Alla fine degli esami di maturità manca ormai poco, varrebbe la pena chiedersi quanto siano utili queste prove e se davvero i risultati rispecchino le competenze dei ragazzi.
Secondo i numeri del ministero, rielaborati dal Sole 24 Ore, nel 2016-2017 in totale poco più dell’1% dei ragazzi ha completato l’esame di maturità ottenendo 100 e lode – il voto massimo. Da una regione all’altra però i risultati variano moltissimo, e il solo essere nati in un luogo o in un altro rende può rendere questo risultato parecchio più facile o difficile.
Quanto ai 100 e lode, la differenza massima è quella che passa fra studenti lombardi e pugliesi. Se nei primi la percentuale si abbassa ad appena lo 0,5% del totale, fra i secondi invece è diverse volte quel numero e arriva al 2,6%. Molte regioni del nord presentano valori sotto la media nazionale, mentre lodi più comuni si trovano in Puglia, appunto, oltre che in Calabria, Marche e Umbria.
Nell’altro verso troviamo invece gli studenti che hanno concluso il percorso con 60, il minimo. Anche qui la geografia non sempre è chiarissima. Sappiamo per esempio che l’8,5% degli studenti in tutt’Italia fa parte di questo gruppo, ma a recarsi nel Lazio – o se è per questo in Campania, Sicilia o Lombardia – ne troveremmo più di frequente. Nella provincia di Trento o in Calabria, d’altra parte, i docenti tendono a ricorrere meno spesso a questo voto esatto.
Un altro modo di guardare al modo in cui sono distribuite le lodi è per tipo di scuola. Stereotipo vorrebbe che i licei siano frequentati dagli studenti più bravi, e da questo punto di vista è vero che i licei classici ospitano – in media – la fetta maggiore di chi raggiunge il voto massimo. Dal poco sopra il 4% si scende a poco sotto il 3 per lo scientifico, mentre istituti tecnici e professionali non arrivano all’1%.

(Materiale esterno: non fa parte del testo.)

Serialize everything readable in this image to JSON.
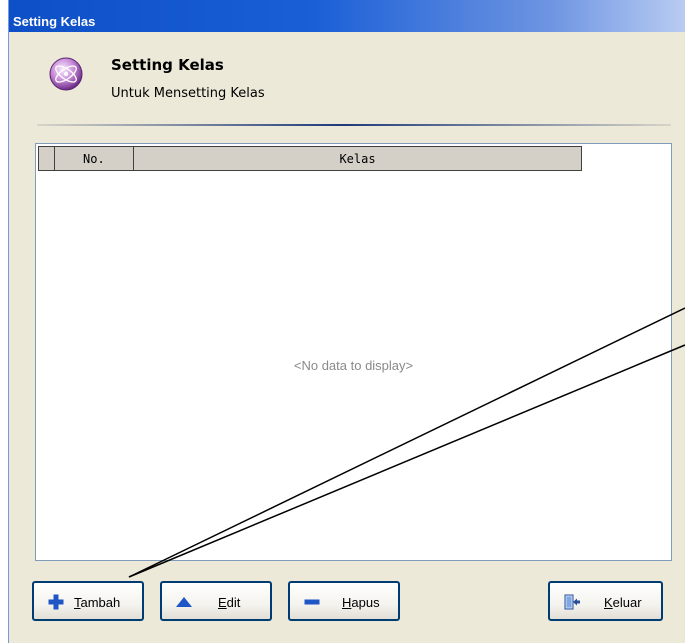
{
  "window": {
    "title": "Setting Kelas"
  },
  "header": {
    "title": "Setting Kelas",
    "subtitle": "Untuk Mensetting Kelas",
    "icon": "orbit-globe-icon"
  },
  "grid": {
    "columns": [
      "No.",
      "Kelas"
    ],
    "rows": [],
    "empty_text": "<No data to display>"
  },
  "buttons": {
    "tambah": {
      "hotkey": "T",
      "rest": "ambah",
      "icon": "plus-icon"
    },
    "edit": {
      "hotkey": "E",
      "rest": "dit",
      "icon": "triangle-up-icon"
    },
    "hapus": {
      "hotkey": "H",
      "rest": "apus",
      "icon": "minus-icon"
    },
    "keluar": {
      "hotkey": "K",
      "rest": "eluar",
      "icon": "exit-door-icon"
    }
  },
  "colors": {
    "title_bar": "#0d4fc7",
    "icon_blue": "#1f56c6",
    "window_bg": "#ece9d8"
  }
}
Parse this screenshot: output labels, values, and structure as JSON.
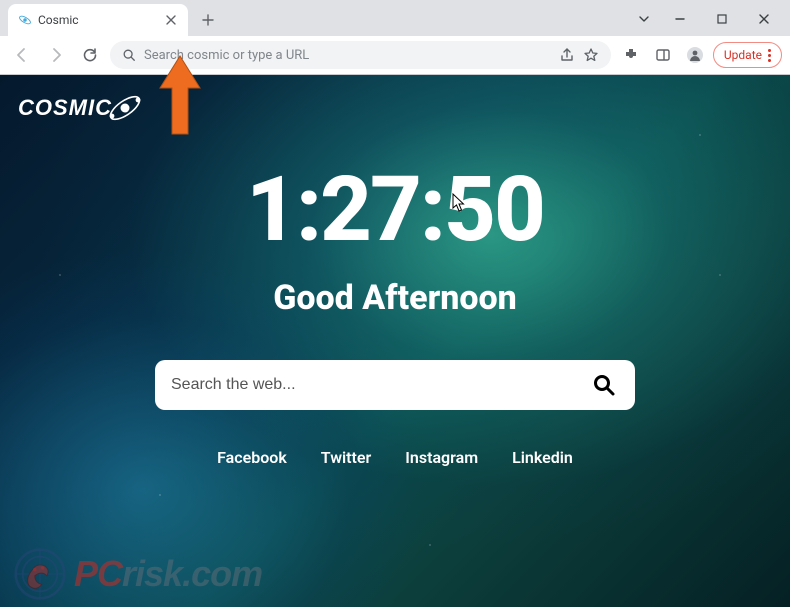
{
  "browser": {
    "tab_title": "Cosmic",
    "omnibox_placeholder": "Search cosmic or type a URL",
    "update_label": "Update"
  },
  "page": {
    "logo": "COSMIC",
    "clock": "1:27:50",
    "greeting": "Good Afternoon",
    "search_placeholder": "Search the web...",
    "links": [
      "Facebook",
      "Twitter",
      "Instagram",
      "Linkedin"
    ]
  },
  "watermark": {
    "pc": "PC",
    "rest": "risk.com"
  }
}
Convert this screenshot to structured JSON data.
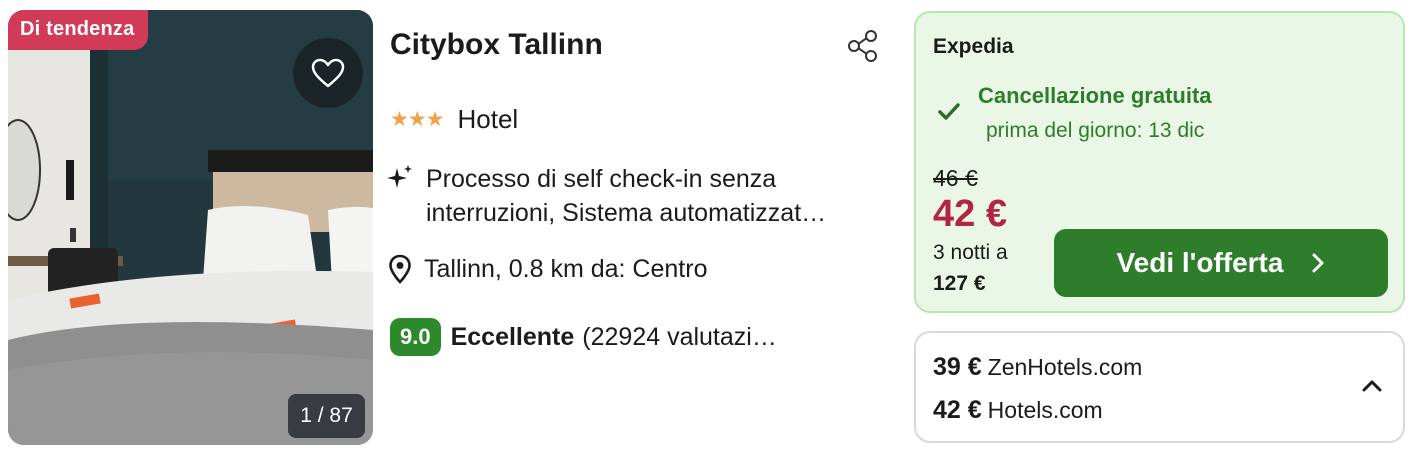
{
  "photo": {
    "badge": "Di tendenza",
    "counter": "1 / 87",
    "favorite_icon": "heart-outline-icon"
  },
  "hotel": {
    "name": "Citybox Tallinn",
    "stars": "★★★",
    "star_count": 3,
    "type": "Hotel",
    "amenities": "Processo di self check-in senza interruzioni, Sistema automatizzat…",
    "location": "Tallinn, 0.8 km da: Centro",
    "score": "9.0",
    "rating_label": "Eccellente",
    "rating_count": "(22924 valutazi…"
  },
  "offer": {
    "provider": "Expedia",
    "cancellation_title": "Cancellazione gratuita",
    "cancellation_sub": "prima del giorno: 13 dic",
    "old_price": "46 €",
    "price": "42 €",
    "nights_label": "3 notti a",
    "total": "127 €",
    "cta_label": "Vedi l'offerta"
  },
  "other_offers": [
    {
      "price": "39 €",
      "site": "ZenHotels.com"
    },
    {
      "price": "42 €",
      "site": "Hotels.com"
    }
  ],
  "colors": {
    "badge": "#d23b57",
    "score": "#2c8a2c",
    "price": "#b2263f",
    "cta": "#2e7d2a",
    "offer_bg": "#eaf7e6",
    "stars": "#f0a24a"
  }
}
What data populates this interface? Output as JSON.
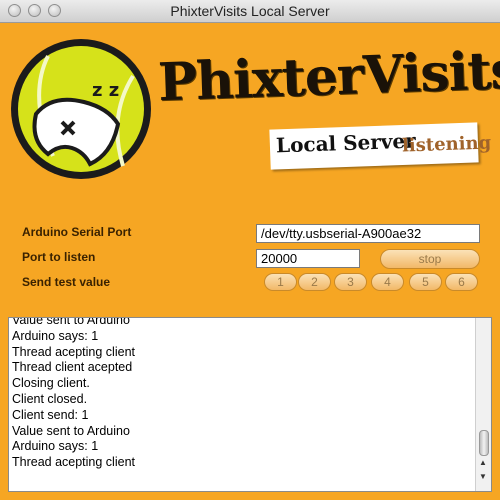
{
  "window": {
    "title": "PhixterVisits Local Server"
  },
  "brand": {
    "name": "PhixterVisits",
    "subtitle": "Local Server",
    "status": "listening",
    "logo_text": "z z"
  },
  "form": {
    "serial_port_label": "Arduino Serial Port",
    "serial_port_value": "/dev/tty.usbserial-A900ae32",
    "port_label": "Port to listen",
    "port_value": "20000",
    "stop_label": "stop",
    "test_label": "Send test value",
    "test_values": [
      "1",
      "2",
      "3",
      "4",
      "5",
      "6"
    ]
  },
  "log": {
    "lines": [
      "Value sent to Arduino",
      "Arduino says: 1",
      "Thread acepting client",
      "Thread client acepted",
      "Closing client.",
      "Client closed.",
      "Client send: 1",
      "Value sent to Arduino",
      "Arduino says: 1",
      "Thread acepting client"
    ]
  },
  "colors": {
    "background": "#f6a623",
    "ball": "#d6e21a",
    "status": "#a0632b"
  },
  "icons": {
    "close": "close-icon",
    "minimize": "minimize-icon",
    "zoom": "zoom-icon"
  }
}
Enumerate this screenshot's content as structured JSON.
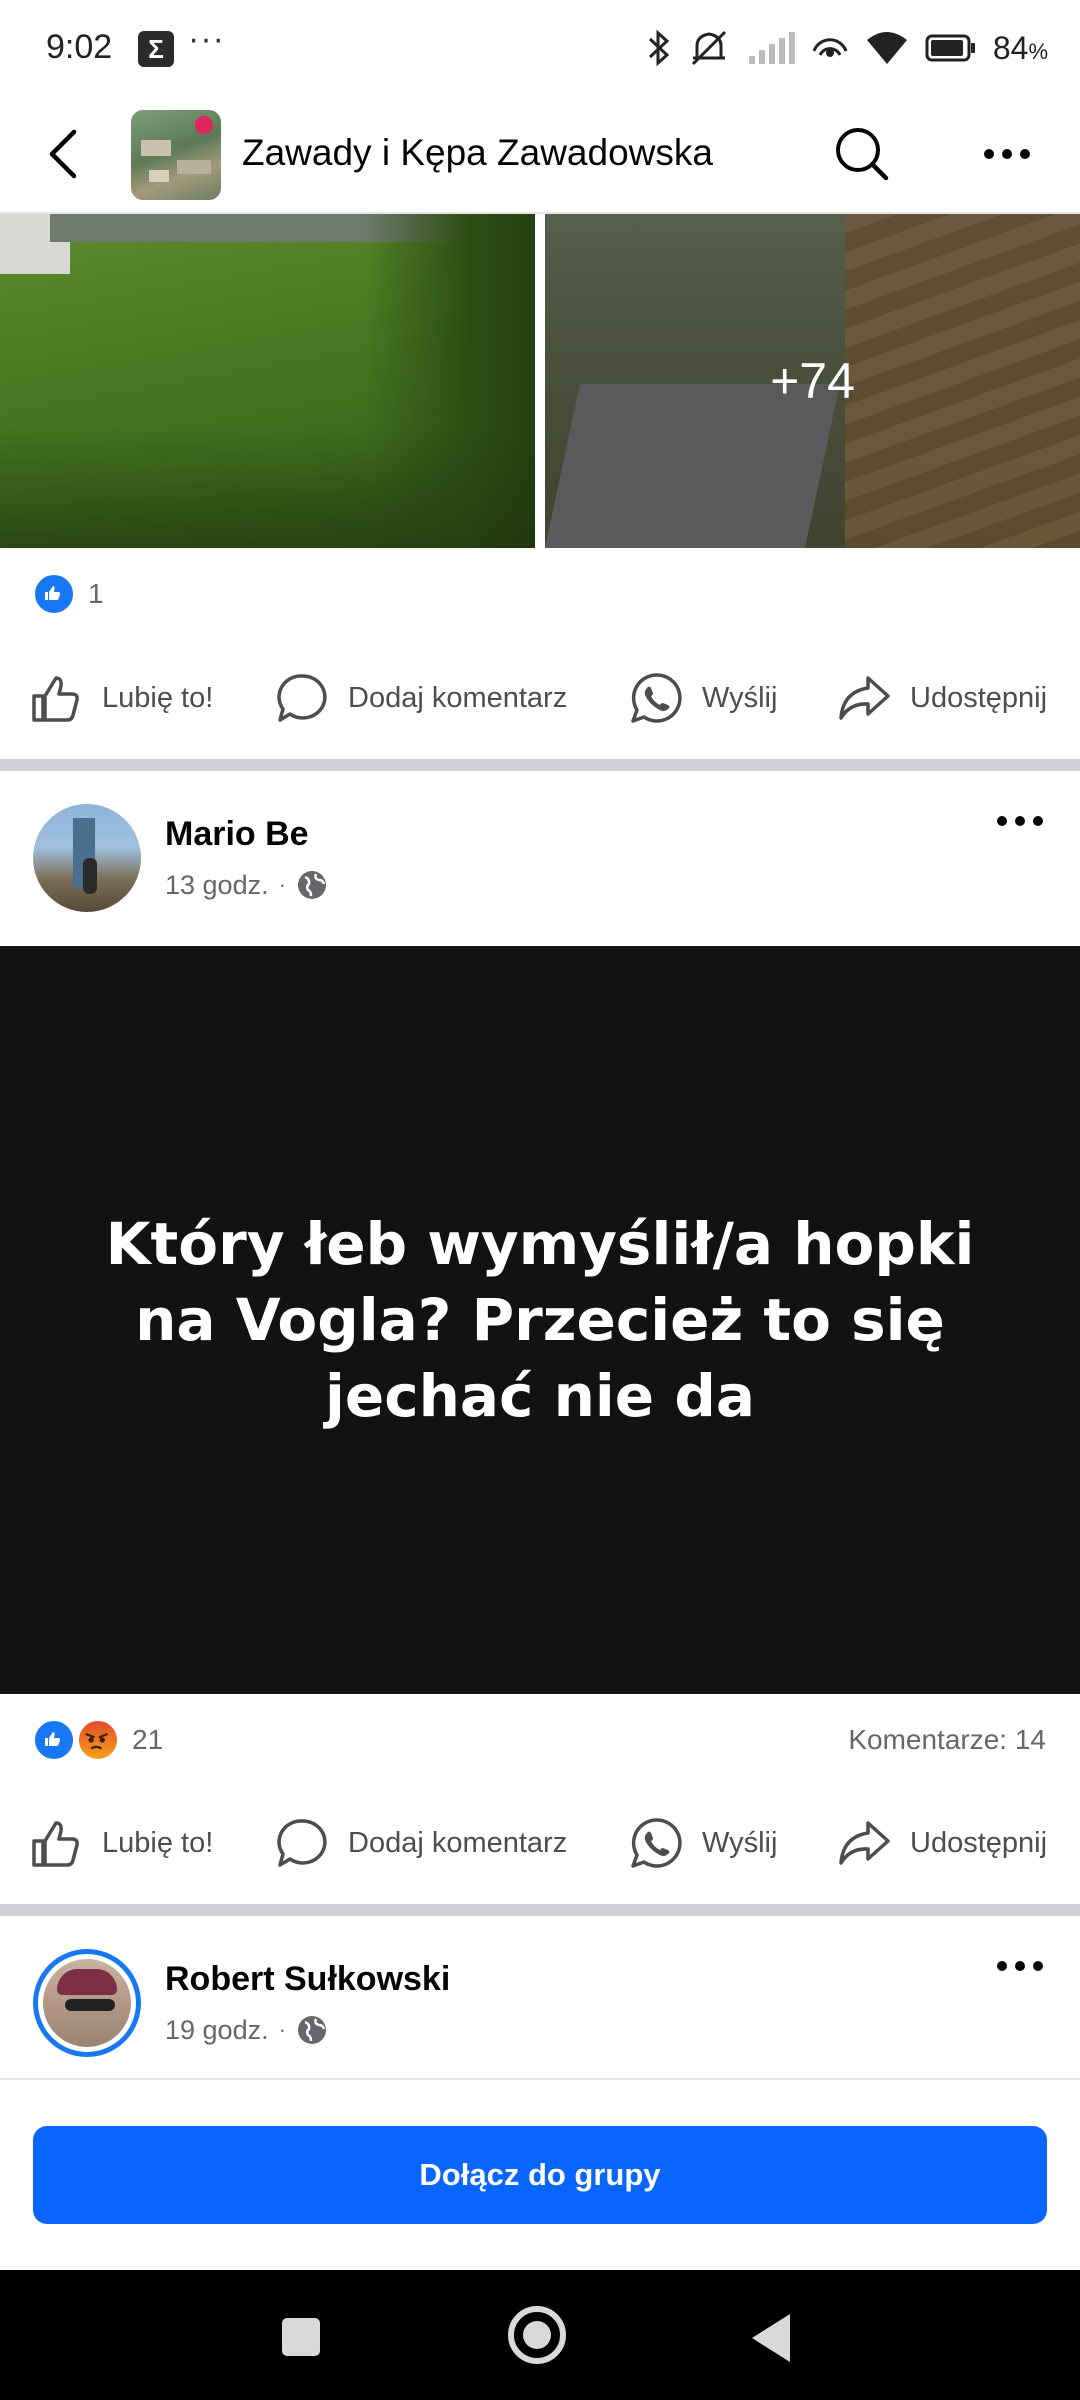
{
  "status_bar": {
    "time": "9:02",
    "sigma": "Σ",
    "dots": "···",
    "battery": "84",
    "battery_unit": "%"
  },
  "header": {
    "title": "Zawady i Kępa Zawadowska",
    "icons": [
      "back-icon",
      "search-icon",
      "more-icon"
    ]
  },
  "post1": {
    "more_photos": "+74",
    "reaction_count": "1"
  },
  "actions": {
    "like": "Lubię to!",
    "comment": "Dodaj komentarz",
    "send": "Wyślij",
    "share": "Udostępnij"
  },
  "post2": {
    "author": "Mario Be",
    "time": "13 godz.",
    "separator": "·",
    "text": "Który łeb wymyślił/a hopki na Vogla? Przecież to się jechać nie da",
    "reaction_count": "21",
    "comments": "Komentarze: 14"
  },
  "post3": {
    "author": "Robert Sułkowski",
    "time": "19 godz.",
    "separator": "·"
  },
  "join": {
    "label": "Dołącz do grupy"
  },
  "colors": {
    "accent": "#0866ff",
    "like_blue": "#1877f2",
    "text_dark": "#050505",
    "text_muted": "#65676b",
    "post_background": "#121212"
  }
}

Un parte di questa differenza si deve a un doppio effetto di auto-selezione: da un lato esiste appunto lo stereotipo secondo cui certe scuole sono per studenti “bravi”, e lì essi vengono indirizzati. Dall’altro – come per esempio ha evidenziato un nuovo report dell’Ocse – la scuola italiana risulta particolarmente classista. Vuol dire che è spesso incapace di agire come ascensore sociale, e i figli di famiglie povere tenderanno a frequentare meno spesso scuole che garantiscono loro carriere migliori, e viceversa.
In concreto, chi parte da buone condizioni economiche si iscriverà più spesso a un liceo, con i più ricchi che tendono ad andare al classico di frequente. Da lì diventa probabile frequentare poi l’università e così via. Nelle famiglie povere succede l’esatto contrario e da questo dipende – oltre che naturalmente dalle capacità individuali – deriva parte della differenza che troviamo nei risultati.